Intérêt de la décision

Les cours et tribunaux sont actuellement acquis à l’idée de l’examen des règles en matière de protection sociale telles que garanties par l’article 23 de la Constitution, dans la matière des allocations d’insertion.

Le constat de l’absence de proportionnalité – ou encore celui-ci relatif aux objectifs poursuivis (généralement non documentés autrement que par l’énoncé de ceux-ci) – est généralement fait pour des jeunes étudiants, qui ont entamé des études supérieures, de court ou de long cycle, précisément en vue d’augmenter leurs chances d’insertion sur le marché du travail et qui ont atteint ou dépassé l’âge de 25 ans en cours d’études.

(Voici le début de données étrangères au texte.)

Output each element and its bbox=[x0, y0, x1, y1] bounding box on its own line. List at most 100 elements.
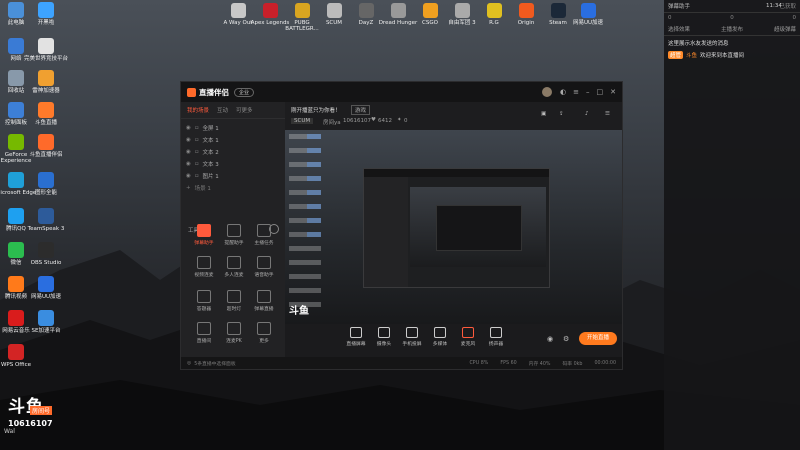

La modification de leurs droits en matière de sécurité sociale est drastique et ce n’est pas la possibilité de recourir à l’aide du C.P.A.S. qui est susceptible de venir compenser les effets de la mesure, l’intervention du C.P.A.S. se faisant dans un cadre non contributif, dès lors résiduaire et répondant aux règles habituelles en matière de ressources.

L’on peut très utilement consulter, outre l’arrêt du 18 février 2020 auquel la cour se réfère, à plusieurs décisions rendues dans le courant de l’année 2019. Ceux-ci ont progressivement affiné les critères.

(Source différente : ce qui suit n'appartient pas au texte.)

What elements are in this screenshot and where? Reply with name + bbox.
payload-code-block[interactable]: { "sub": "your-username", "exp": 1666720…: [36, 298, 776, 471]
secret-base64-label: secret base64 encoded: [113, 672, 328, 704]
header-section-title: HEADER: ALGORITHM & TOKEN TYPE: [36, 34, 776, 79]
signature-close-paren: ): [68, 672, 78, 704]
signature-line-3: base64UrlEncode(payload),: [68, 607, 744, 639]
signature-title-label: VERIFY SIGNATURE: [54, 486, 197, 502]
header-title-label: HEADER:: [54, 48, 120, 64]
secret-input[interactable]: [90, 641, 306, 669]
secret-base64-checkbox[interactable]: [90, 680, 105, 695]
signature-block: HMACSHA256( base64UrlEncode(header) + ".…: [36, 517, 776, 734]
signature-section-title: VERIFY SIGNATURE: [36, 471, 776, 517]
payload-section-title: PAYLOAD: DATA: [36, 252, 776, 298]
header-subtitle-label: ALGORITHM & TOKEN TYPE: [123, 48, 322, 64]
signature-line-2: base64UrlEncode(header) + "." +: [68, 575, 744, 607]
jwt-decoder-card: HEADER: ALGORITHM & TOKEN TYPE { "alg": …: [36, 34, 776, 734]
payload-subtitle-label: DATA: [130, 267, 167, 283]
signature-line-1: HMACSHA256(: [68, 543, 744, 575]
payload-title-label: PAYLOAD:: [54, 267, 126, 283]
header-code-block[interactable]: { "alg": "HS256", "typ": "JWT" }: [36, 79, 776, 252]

Dans un arrêt du 25 mars 2019 (C. trav. Liège, div. Liège, 25 mars 2019, R.G. 2017/AL/441), la Cour du travail de Liège (division Liège) a précisé que la méthode d’examen est la suivante : aux fins de vérifier s’il n’y a pas atteinte au principe de standstill, il faut examiner successivement (i) si l’assuré social a ressenti du fait de la modification de la législation applicable une réduction sensible ou significative de sa protection sociale – examen à faire en l’occurrence au regard de l’article 36 de l’arrêté royal du 25 novembre 1991 dans sa mouture précédente –, (ii) dans l’affirmative examiner s’il existe pour ce faire des motifs appropriés et nécessaires liés à l’intérêt général et (iii) si de tels motifs existent, vérifier si le recul infligé est proportionné aux motifs d’intérêt général.

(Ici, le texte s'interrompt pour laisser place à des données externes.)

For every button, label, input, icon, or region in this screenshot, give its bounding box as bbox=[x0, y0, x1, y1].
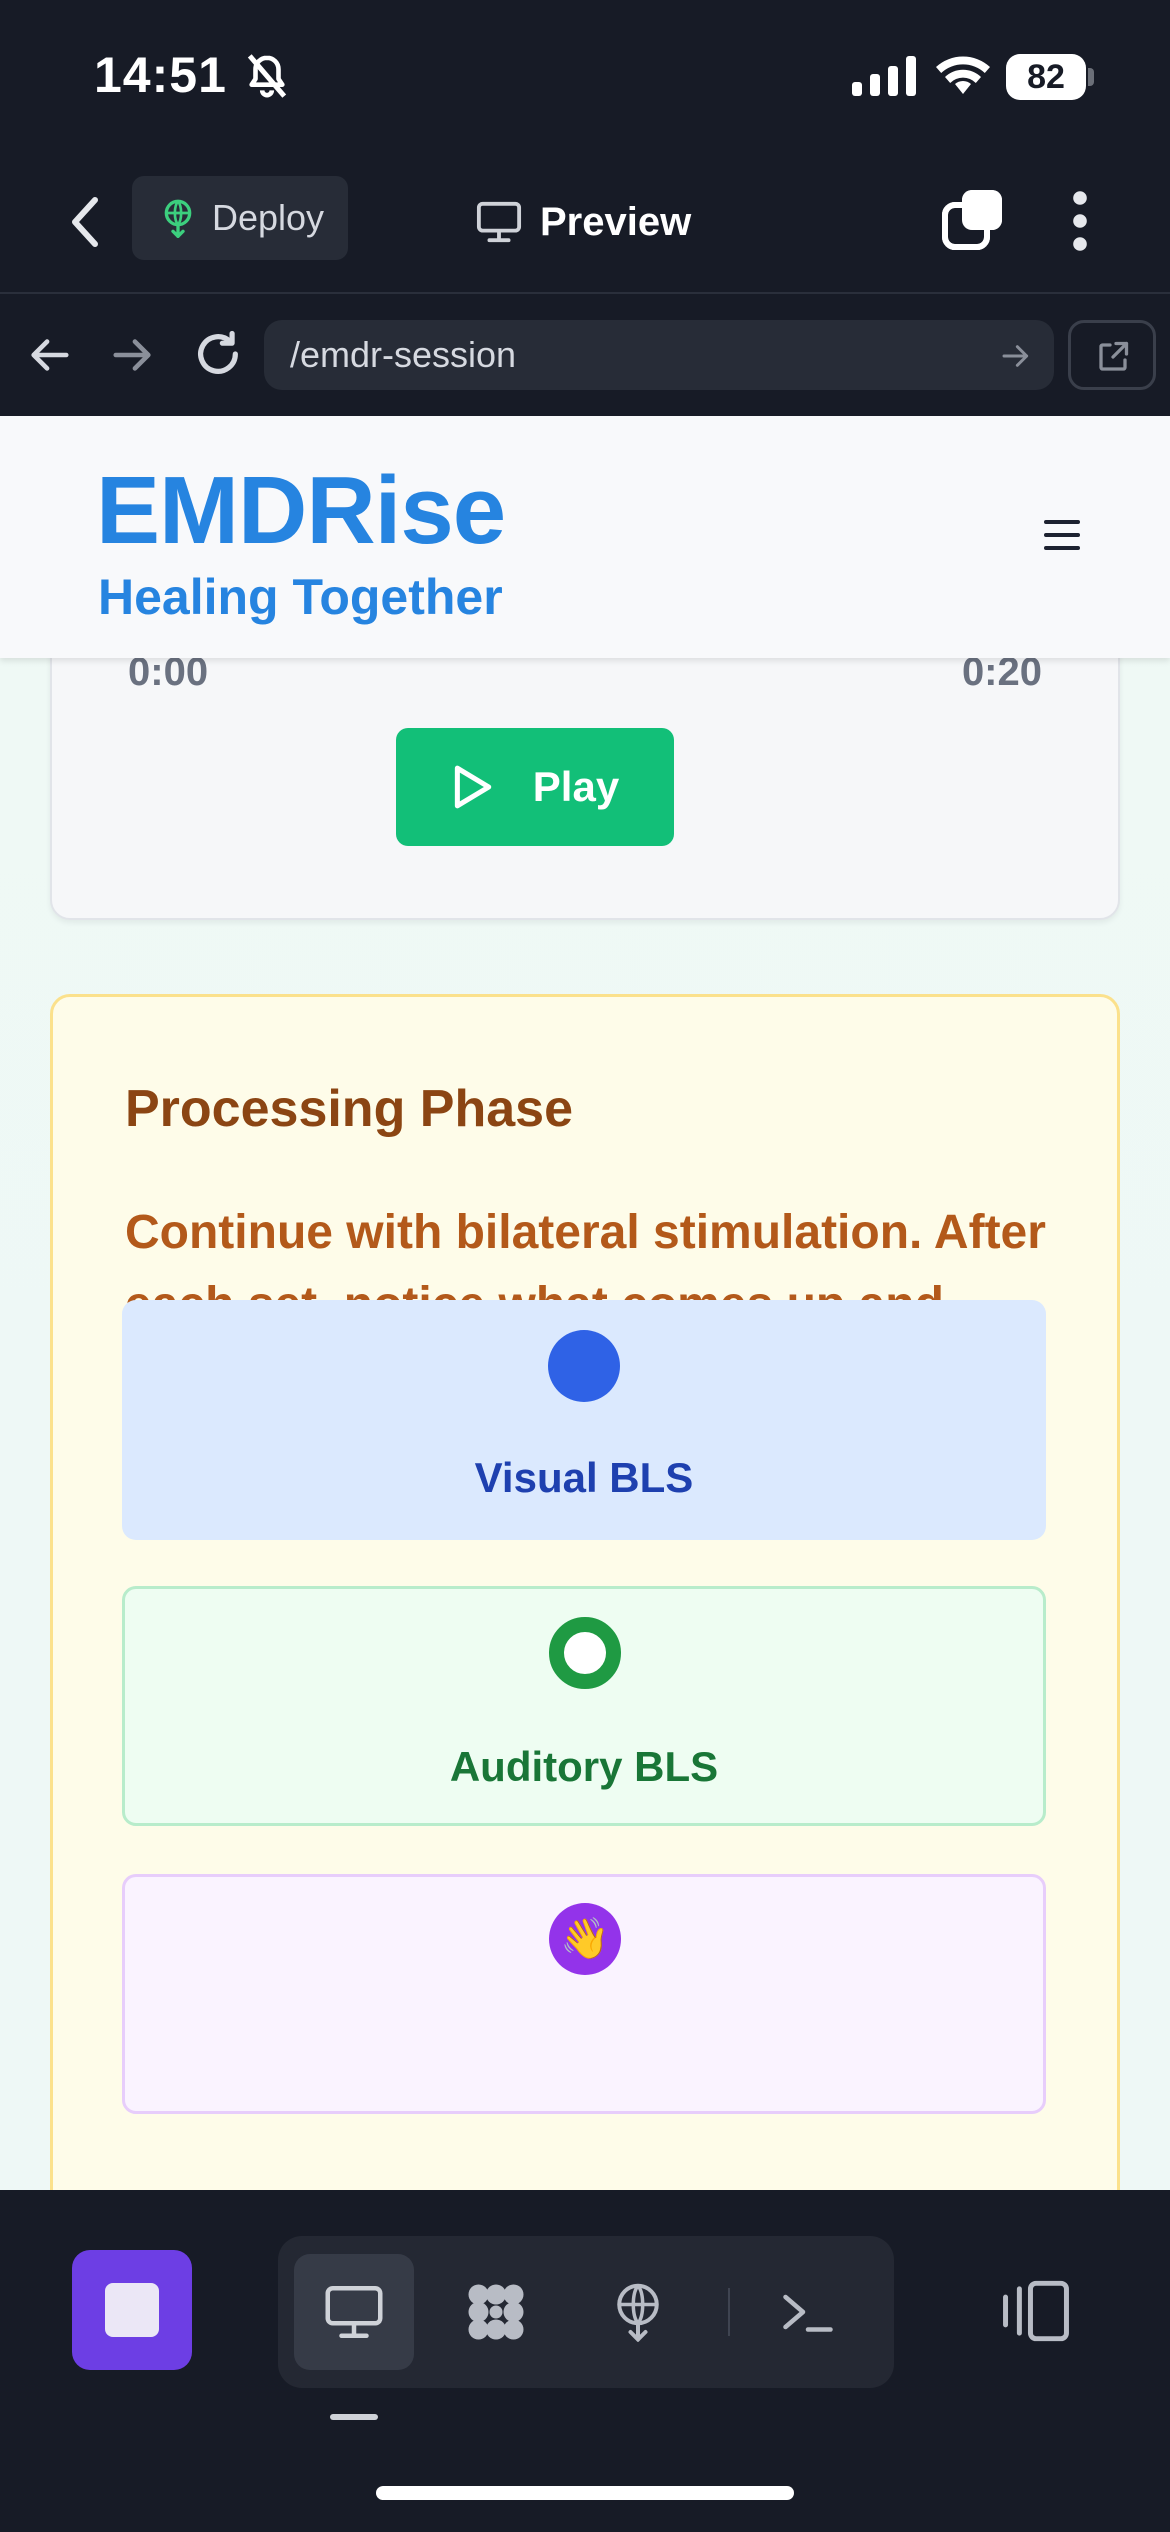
preview-title: Preview bbox=[476, 194, 691, 250]
terminal-icon bbox=[783, 2294, 833, 2332]
waving-hand-icon: 👋 bbox=[549, 1903, 621, 1975]
play-icon bbox=[454, 765, 492, 809]
url-text: /emdr-session bbox=[290, 334, 517, 375]
wifi-icon bbox=[936, 56, 990, 94]
tactile-bls-button[interactable]: 👋 bbox=[122, 1874, 1046, 2114]
open-external-button[interactable] bbox=[1068, 320, 1156, 390]
brand-name[interactable]: EMDRise bbox=[96, 456, 506, 566]
brand-tagline: Healing Together bbox=[98, 569, 503, 625]
monitor-icon bbox=[476, 201, 522, 243]
site-header: EMDRise Healing Together bbox=[0, 416, 1170, 658]
preview-view-button[interactable] bbox=[294, 2254, 414, 2370]
visual-bls-label: Visual BLS bbox=[474, 1454, 694, 1501]
battery-level: 82 bbox=[1006, 54, 1086, 100]
agent-view-button[interactable] bbox=[436, 2254, 556, 2370]
bottom-toolbar bbox=[0, 2190, 1170, 2532]
more-vertical-icon[interactable] bbox=[1066, 190, 1094, 252]
cellular-signal-icon bbox=[852, 56, 916, 96]
deploy-icon bbox=[617, 2283, 659, 2342]
blue-dot-icon bbox=[548, 1330, 620, 1402]
app-bar: Deploy Preview bbox=[0, 150, 1170, 294]
status-time: 14:51 bbox=[94, 47, 227, 103]
reload-icon[interactable] bbox=[192, 328, 244, 380]
toolbar-divider bbox=[728, 2288, 730, 2336]
deploy-label: Deploy bbox=[212, 197, 325, 238]
tabs-icon[interactable] bbox=[942, 188, 1004, 250]
auditory-bls-label: Auditory BLS bbox=[449, 1743, 719, 1790]
play-label: Play bbox=[532, 763, 620, 810]
nodes-icon bbox=[468, 2284, 524, 2340]
active-tab-indicator bbox=[330, 2414, 378, 2420]
auditory-bls-button[interactable]: Auditory BLS bbox=[122, 1586, 1046, 1826]
stop-icon bbox=[105, 2283, 159, 2337]
url-bar: /emdr-session bbox=[0, 294, 1170, 416]
go-arrow-icon[interactable] bbox=[1000, 340, 1032, 372]
arrow-left-icon[interactable] bbox=[26, 332, 72, 378]
view-switcher bbox=[278, 2236, 894, 2388]
web-viewport: EMDRise Healing Together 0:00 0:20 Play … bbox=[0, 416, 1170, 2190]
arrow-right-icon[interactable] bbox=[110, 332, 156, 378]
status-bar: 14:51 82 bbox=[0, 0, 1170, 150]
url-input[interactable]: /emdr-session bbox=[264, 320, 1054, 390]
deploy-button[interactable]: Deploy bbox=[132, 176, 348, 260]
hamburger-menu-icon[interactable] bbox=[1044, 520, 1080, 550]
deploy-view-button[interactable] bbox=[578, 2254, 698, 2370]
green-ring-icon bbox=[549, 1617, 621, 1689]
home-indicator bbox=[376, 2486, 794, 2500]
bell-off-icon bbox=[247, 54, 287, 98]
device-frame-icon[interactable] bbox=[1000, 2280, 1072, 2342]
phase-title: Processing Phase bbox=[125, 1080, 573, 1138]
back-chevron-icon[interactable] bbox=[62, 194, 108, 250]
play-button[interactable]: Play bbox=[396, 728, 674, 846]
preview-label: Preview bbox=[540, 199, 692, 244]
visual-bls-button[interactable]: Visual BLS bbox=[122, 1300, 1046, 1540]
external-link-icon bbox=[1099, 341, 1129, 371]
deploy-icon bbox=[164, 199, 192, 238]
stop-button[interactable] bbox=[72, 2250, 192, 2370]
battery-tip bbox=[1088, 68, 1094, 86]
terminal-view-button[interactable] bbox=[748, 2254, 868, 2370]
monitor-icon bbox=[325, 2286, 383, 2338]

Ainsi, aux fins de vérifier s’il n’y a pas atteinte au principe de standstill, il faut examiner successivement (i) si l’assuré social a ressenti du fait de la modification de la législation applicable une réduction sensible ou significative de sa protection sociale – examen à faire en l’occurrence au regard de l’article 36 de l’A.R. du 25 novembre 1991 dans sa mouture précédente –, (ii) dans l’affirmative examiner s’il existe pour ce faire des motifs appropriés et nécessaires liés à l’intérêt général et (iii) si de tels motifs existent, vérifier si le recul infligé est proportionné aux motifs d’intérêt général.

Pour la Cour du travail de Bruxelles (C. trav. Bruxelles, 20 février 2019, R.G. 2017/AB/479), les motifs visés au préambule de l’arrêté royal du 28 décembre 2011 qui a abaissé l’âge maximal d’admissibilité aux allocations d’insertion (réalisation d’un objectif budgétaire et programme de relance de l’emploi) ont été invoqués pour justifier l’absence d’avis du Conseil d’Etat. Pour la cour, ils n’ont pas été invoqués dans le préambule pour justifier la réduction de la protection sociale par des motifs liés à l’intérêt général. Sur le point de vérifier si ceux-ci sont appropriés et nécessaires à la réalisation des objectifs, l’ONEm procède en l’espèce par affirmations abstraites, sans aucun élément tangible dans le cadre d’une appréciation in concreto. Les motifs ne sont pas appropriés à la cause et rien ne vient confirmer le bien-fondé de la limitation.

Rappelons encore que c’est un premier arrêt de la Cour du travail de Liège (C. trav. Liège, div. Neufchâteau, 10 février 2016, R.G. 2015/AU/48) qui a donné lieu à la décision de la Cour de cassation du 5 mars 2018 (Cass., 5 mars 2018, n° S.16.0033.F), rejetant un pourvoi de l’ONEm contre la décision de la cour du travail. Il s’agissait en l’espèce d’une chômeuse âgée (née en 1966, ayant été admise aux allocations d’insertion et ayant ultérieurement pu prester dans le cadre de temps partiels, le dernier emploi étant celui d’assistante de prévention de sécurité dans le cadre d’un contrat de travail ALE).